Your job as a designer is to design for testing the hypothesis. Create an experience that tests the business hypothesis without sacrificing a seamless user experience. Don’t seek perfection in your design process when it comes to experimentation. Anomalies and edge cases can be addressed in the wrap-up* phase of the experiment. When the execution of an ultimate design is difficult in the scope, take notes for the ‘wrap-up’ plan. (This means if the experiment is a winner and the decision is to launch it for all users, you will dedicate resources to implement missing interactions and experience perfections.)
Aim to test a Minimum Viable Experiment. Be focused on just validating the hypothesis, isolating the experiment from the main product experience. Adding features or changing the user experience that won’t help validate the hypothesis can contaminate the results and will need more resources to design, build, and analyze. Don't seek perfection since every change you make can affect the experiment's results. Anomalies and edge cases can be addressed in the wrap-up* phase of the experiment.

05. Development & Pre-analytics

Support the engineering team in this phase to develop the UI as designed. Working with them to explain the flow differences between the control and variant will help to define data tracking and development. 

06. Launch

Make sure to Q&A the code and activate the experiment under the Admin panel. Work with the development team to address misalignment with the original design before launching the experiment. 

07. Monitor

Keep an eye on the metrics that kick in on the experimentation platform or Amplitute to catch abnormalities or surprises.
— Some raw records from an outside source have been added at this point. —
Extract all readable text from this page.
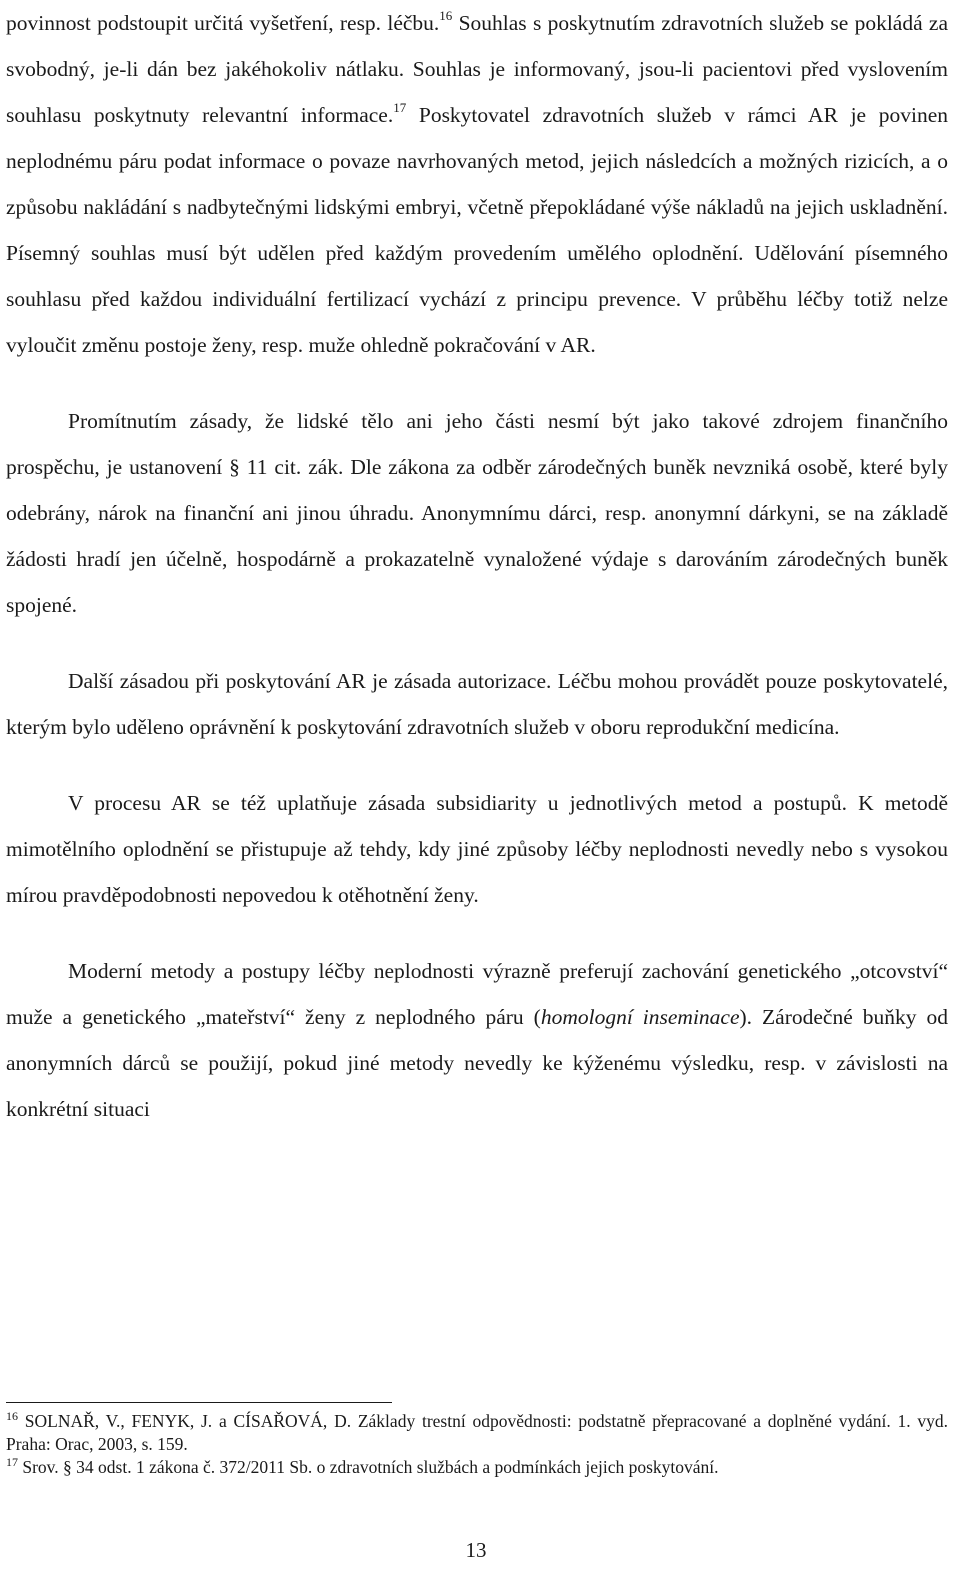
povinnost podstoupit určitá vyšetření, resp. léčbu.$^{16}$ Souhlas s poskytnutím zdravotních služeb se pokládá za svobodný, je-li dán bez jakéhokoliv nátlaku. Souhlas je informovaný, jsou-li pacientovi před vyslovením souhlasu poskytnuty relevantní informace.$^{17}$ Poskytovatel zdravotních služeb v rámci AR je povinen neplodnému páru podat informace o povaze navrhovaných metod, jejich následcích a možných rizicích, a o způsobu nakládání s nadbytečnými lidskými embryi, včetně přepokládané výše nákladů na jejich uskladnění. Písemný souhlas musí být udělen před každým provedením umělého oplodnění. Udělování písemného souhlasu před každou individuální fertilizací vychází z principu prevence. V průběhu léčby totiž nelze vyloučit změnu postoje ženy, resp. muže ohledně pokračování v AR.

Promítnutím zásady, že lidské tělo ani jeho části nesmí být jako takové zdrojem finančního prospěchu, je ustanovení § 11 cit. zák. Dle zákona za odběr zárodečných buněk nevzniká osobě, které byly odebrány, nárok na finanční ani jinou úhradu. Anonymnímu dárci, resp. anonymní dárkyni, se na základě žádosti hradí jen účelně, hospodárně a prokazatelně vynaložené výdaje s darováním zárodečných buněk spojené.

Další zásadou při poskytování AR je zásada autorizace. Léčbu mohou provádět pouze poskytovatelé, kterým bylo uděleno oprávnění k poskytování zdravotních služeb v oboru reprodukční medicína.

V procesu AR se též uplatňuje zásada subsidiarity u jednotlivých metod a postupů. K metodě mimotělního oplodnění se přistupuje až tehdy, kdy jiné způsoby léčby neplodnosti nevedly nebo s vysokou mírou pravděpodobnosti nepovedou k otěhotnění ženy.

Moderní metody a postupy léčby neplodnosti výrazně preferují zachování genetického „otcovství“ muže a genetického „mateřství“ ženy z neplodného páru (homologní inseminace). Zárodečné buňky od anonymních dárců se použijí, pokud jiné metody nevedly ke kýženému výsledku, resp. v závislosti na konkrétní situaci

$^{16}$ SOLNAŘ, V., FENYK, J. a CÍSAŘOVÁ, D. Základy trestní odpovědnosti: podstatně přepracované a doplněné vydání. 1. vyd. Praha: Orac, 2003, s. 159.

$^{17}$ Srov. § 34 odst. 1 zákona č. 372/2011 Sb. o zdravotních službách a podmínkách jejich poskytování.

13
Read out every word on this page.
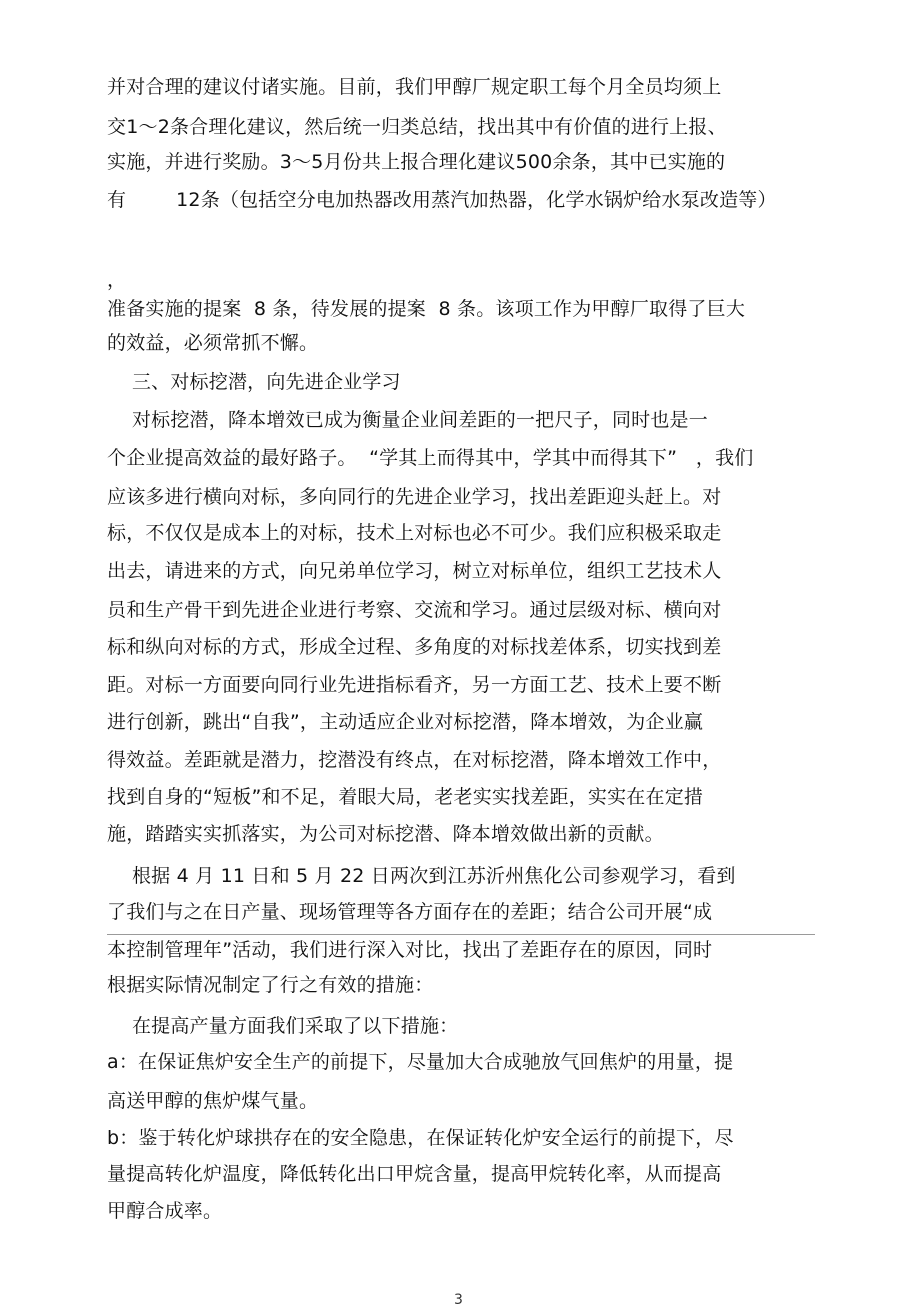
并对合理的建议付诸实施。目前，我们甲醇厂规定职工每个月全员均须上
交1～2条合理化建议，然后统一归类总结，找出其中有价值的进行上报、
实施，并进行奖励。3～5月份共上报合理化建议500余条，其中已实施的
有        12条（包括空分电加热器改用蒸汽加热器，化学水锅炉给水泵改造等）
，
准备实施的提案  8 条，待发展的提案  8 条。该项工作为甲醇厂取得了巨大
的效益，必须常抓不懈。
三、对标挖潜，向先进企业学习
对标挖潜，降本增效已成为衡量企业间差距的一把尺子，同时也是一
个企业提高效益的最好路子。  “学其上而得其中，学其中而得其下”   ，我们
应该多进行横向对标，多向同行的先进企业学习，找出差距迎头赶上。对
标，不仅仅是成本上的对标，技术上对标也必不可少。我们应积极采取走
出去，请进来的方式，向兄弟单位学习，树立对标单位，组织工艺技术人
员和生产骨干到先进企业进行考察、交流和学习。通过层级对标、横向对
标和纵向对标的方式，形成全过程、多角度的对标找差体系，切实找到差
距。对标一方面要向同行业先进指标看齐，另一方面工艺、技术上要不断
进行创新，跳出“自我”，主动适应企业对标挖潜，降本增效，为企业赢
得效益。差距就是潜力，挖潜没有终点，在对标挖潜，降本增效工作中，
找到自身的“短板”和不足，着眼大局，老老实实找差距，实实在在定措
施，踏踏实实抓落实，为公司对标挖潜、降本增效做出新的贡献。
根据 4 月 11 日和 5 月 22 日两次到江苏沂州焦化公司参观学习，看到
了我们与之在日产量、现场管理等各方面存在的差距；结合公司开展“成
本控制管理年”活动，我们进行深入对比，找出了差距存在的原因，同时
根据实际情况制定了行之有效的措施：
在提高产量方面我们采取了以下措施：
a：在保证焦炉安全生产的前提下，尽量加大合成驰放气回焦炉的用量，提
高送甲醇的焦炉煤气量。
b：鉴于转化炉球拱存在的安全隐患，在保证转化炉安全运行的前提下，尽
量提高转化炉温度，降低转化出口甲烷含量，提高甲烷转化率，从而提高
甲醇合成率。
3
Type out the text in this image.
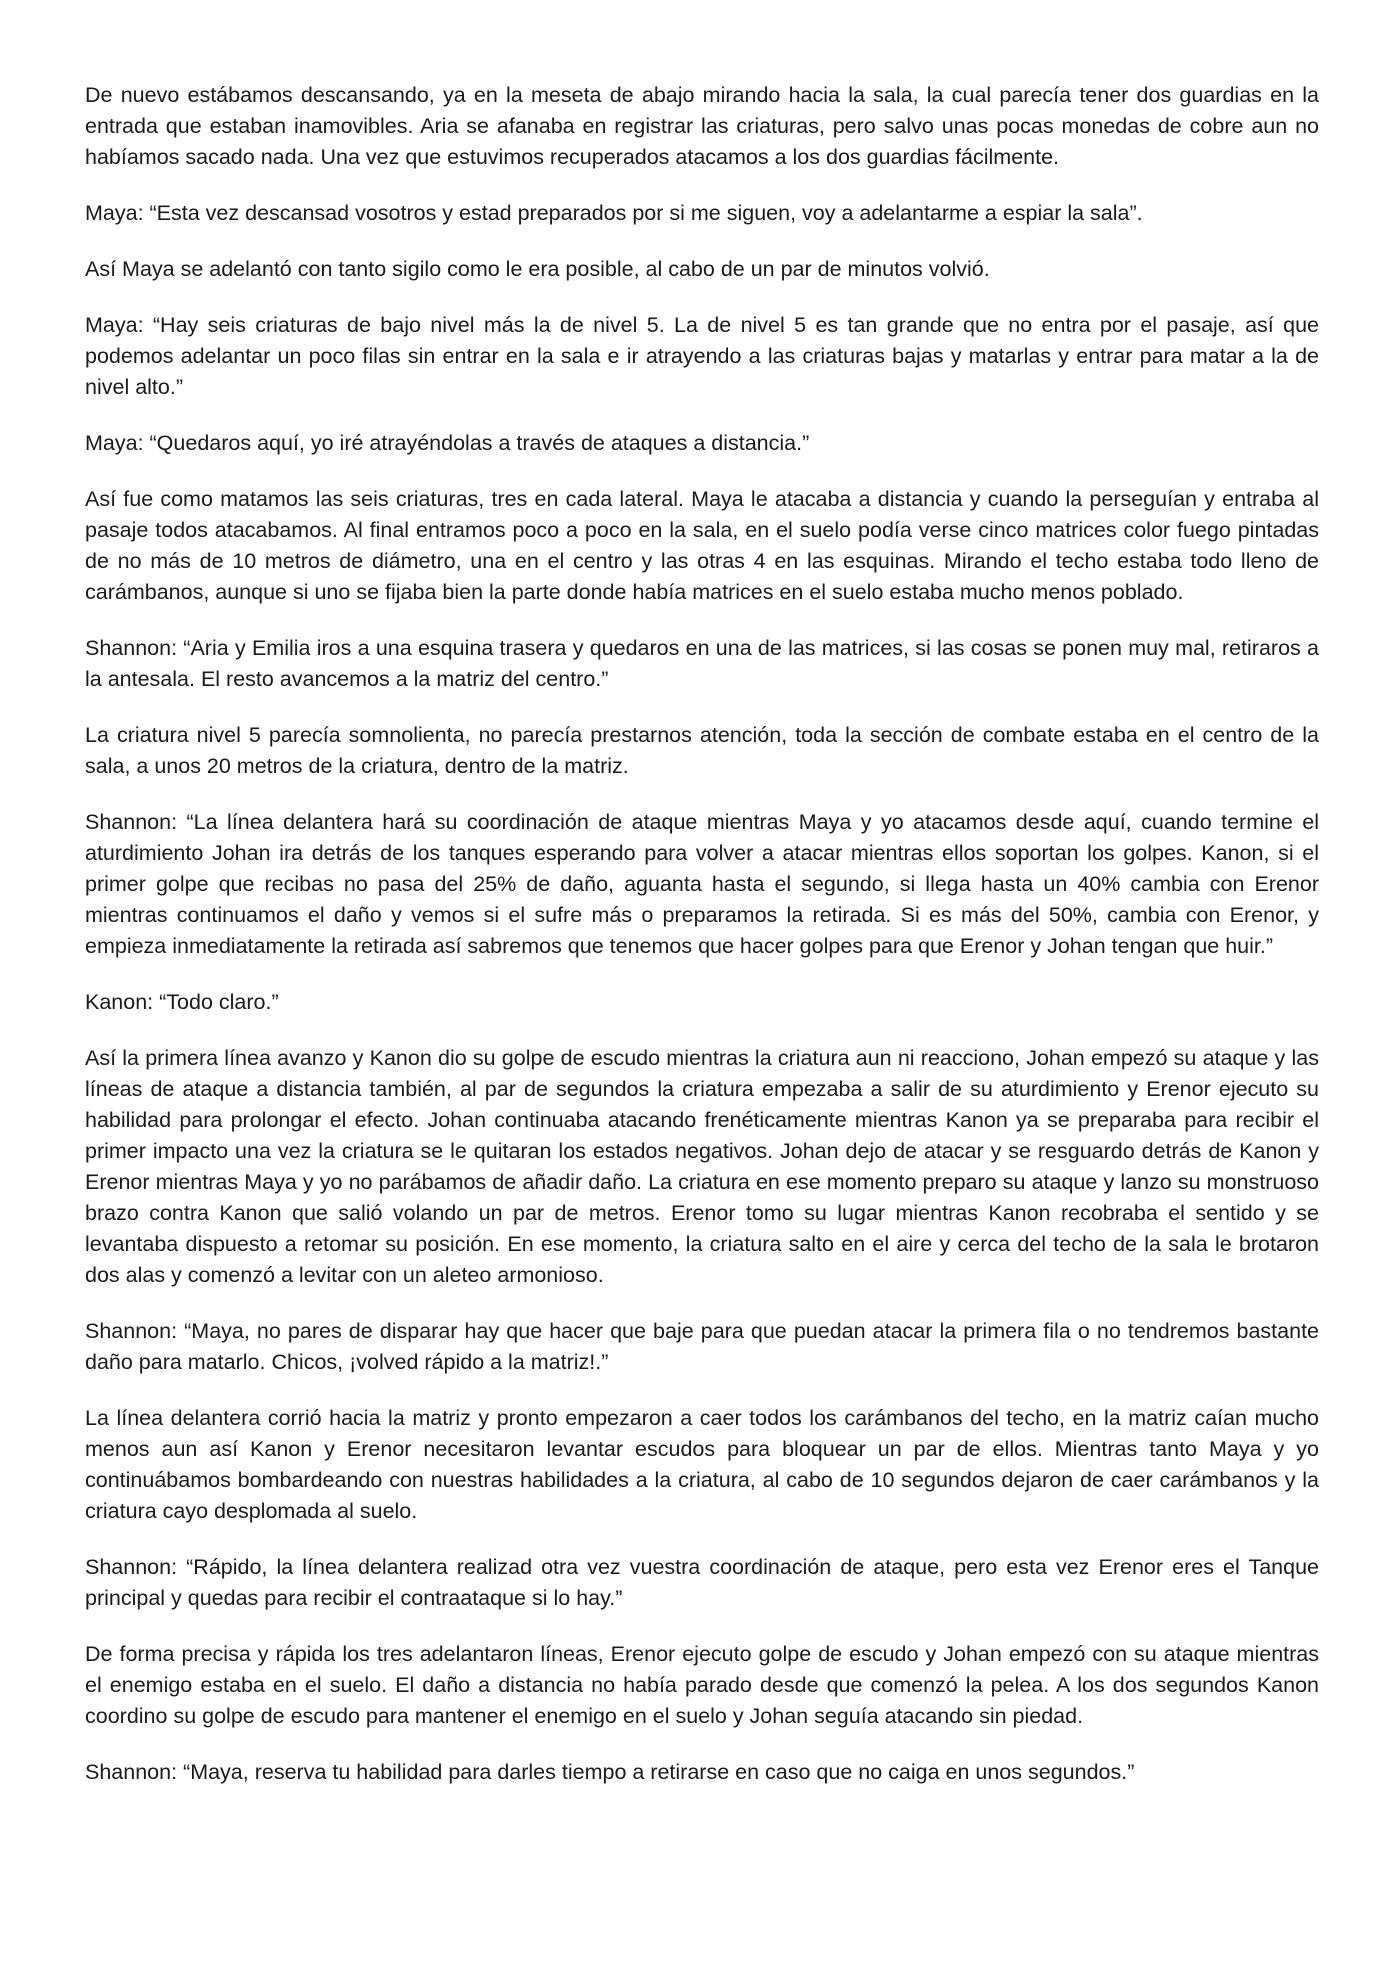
De nuevo estábamos descansando, ya en la meseta de abajo mirando hacia la sala, la cual parecía tener dos guardias en la entrada que estaban inamovibles. Aria se afanaba en registrar las criaturas, pero salvo unas pocas monedas de cobre aun no habíamos sacado nada. Una vez que estuvimos recuperados atacamos a los dos guardias fácilmente.

Maya: “Esta vez descansad vosotros y estad preparados por si me siguen, voy a adelantarme a espiar la sala”.

Así Maya se adelantó con tanto sigilo como le era posible, al cabo de un par de minutos volvió.

Maya: “Hay seis criaturas de bajo nivel más la de nivel 5. La de nivel 5 es tan grande que no entra por el pasaje, así que podemos adelantar un poco filas sin entrar en la sala e ir atrayendo a las criaturas bajas y matarlas y entrar para matar a la de nivel alto.”

Maya: “Quedaros aquí, yo iré atrayéndolas a través de ataques a distancia.”

Así fue como matamos las seis criaturas, tres en cada lateral. Maya le atacaba a distancia y cuando la perseguían y entraba al pasaje todos atacabamos. Al final entramos poco a poco en la sala, en el suelo podía verse cinco matrices color fuego pintadas de no más de 10 metros de diámetro, una en el centro y las otras 4 en las esquinas. Mirando el techo estaba todo lleno de carámbanos, aunque si uno se fijaba bien la parte donde había matrices en el suelo estaba mucho menos poblado.

Shannon: “Aria y Emilia iros a una esquina trasera y quedaros en una de las matrices, si las cosas se ponen muy mal, retiraros a la antesala. El resto avancemos a la matriz del centro.”

La criatura nivel 5 parecía somnolienta, no parecía prestarnos atención, toda la sección de combate estaba en el centro de la sala, a unos 20 metros de la criatura, dentro de la matriz.

Shannon: “La línea delantera hará su coordinación de ataque mientras Maya y yo atacamos desde aquí, cuando termine el aturdimiento Johan ira detrás de los tanques esperando para volver a atacar mientras ellos soportan los golpes. Kanon, si el primer golpe que recibas no pasa del 25% de daño, aguanta hasta el segundo, si llega hasta un 40% cambia con Erenor mientras continuamos el daño y vemos si el sufre más o preparamos la retirada. Si es más del 50%, cambia con Erenor, y empieza inmediatamente la retirada así sabremos que tenemos que hacer golpes para que Erenor y Johan tengan que huir.”

Kanon: “Todo claro.”

Así la primera línea avanzo y Kanon dio su golpe de escudo mientras la criatura aun ni reacciono, Johan empezó su ataque y las líneas de ataque a distancia también, al par de segundos la criatura empezaba a salir de su aturdimiento y Erenor ejecuto su habilidad para prolongar el efecto. Johan continuaba atacando frenéticamente mientras Kanon ya se preparaba para recibir el primer impacto una vez la criatura se le quitaran los estados negativos. Johan dejo de atacar y se resguardo detrás de Kanon y Erenor mientras Maya y yo no parábamos de añadir daño. La criatura en ese momento preparo su ataque y lanzo su monstruoso brazo contra Kanon que salió volando un par de metros. Erenor tomo su lugar mientras Kanon recobraba el sentido y se levantaba dispuesto a retomar su posición. En ese momento, la criatura salto en el aire y cerca del techo de la sala le brotaron dos alas y comenzó a levitar con un aleteo armonioso.

Shannon: “Maya, no pares de disparar hay que hacer que baje para que puedan atacar la primera fila o no tendremos bastante daño para matarlo. Chicos, ¡volved rápido a la matriz!.”

La línea delantera corrió hacia la matriz y pronto empezaron a caer todos los carámbanos del techo, en la matriz caían mucho menos aun así Kanon y Erenor necesitaron levantar escudos para bloquear un par de ellos. Mientras tanto Maya y yo continuábamos bombardeando con nuestras habilidades a la criatura, al cabo de 10 segundos dejaron de caer carámbanos y la criatura cayo desplomada al suelo.

Shannon: “Rápido, la línea delantera realizad otra vez vuestra coordinación de ataque, pero esta vez Erenor eres el Tanque principal y quedas para recibir el contraataque si lo hay.”

De forma precisa y rápida los tres adelantaron líneas, Erenor ejecuto golpe de escudo y Johan empezó con su ataque mientras el enemigo estaba en el suelo. El daño a distancia no había parado desde que comenzó la pelea. A los dos segundos Kanon coordino su golpe de escudo para mantener el enemigo en el suelo y Johan seguía atacando sin piedad.

Shannon: “Maya, reserva tu habilidad para darles tiempo a retirarse en caso que no caiga en unos segundos.”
Do not judge the performance of an experience in the early days, but if a crucial metric is taking a hit, especially monetization-related ones, the team might consider ceasing the experiment to prevent a negative business impact.

08. Analyze the insights

The dedicated analytics team will lead this phase by reviewing the detailed data and comparing variant and control version numbers. The report will include a suggestion for the next steps and a detailed overview of the tracked interaction. 

09. Decide on the next steps:

After analyzing the results, the next steps can be: to iterate, archive, or productionize the experiment. It's also the time to run usability tests, conduct additional stakeholder and cross-team validation, or hold a qualitative follow-up session to gain a deeper understanding of the user's reaction/understanding.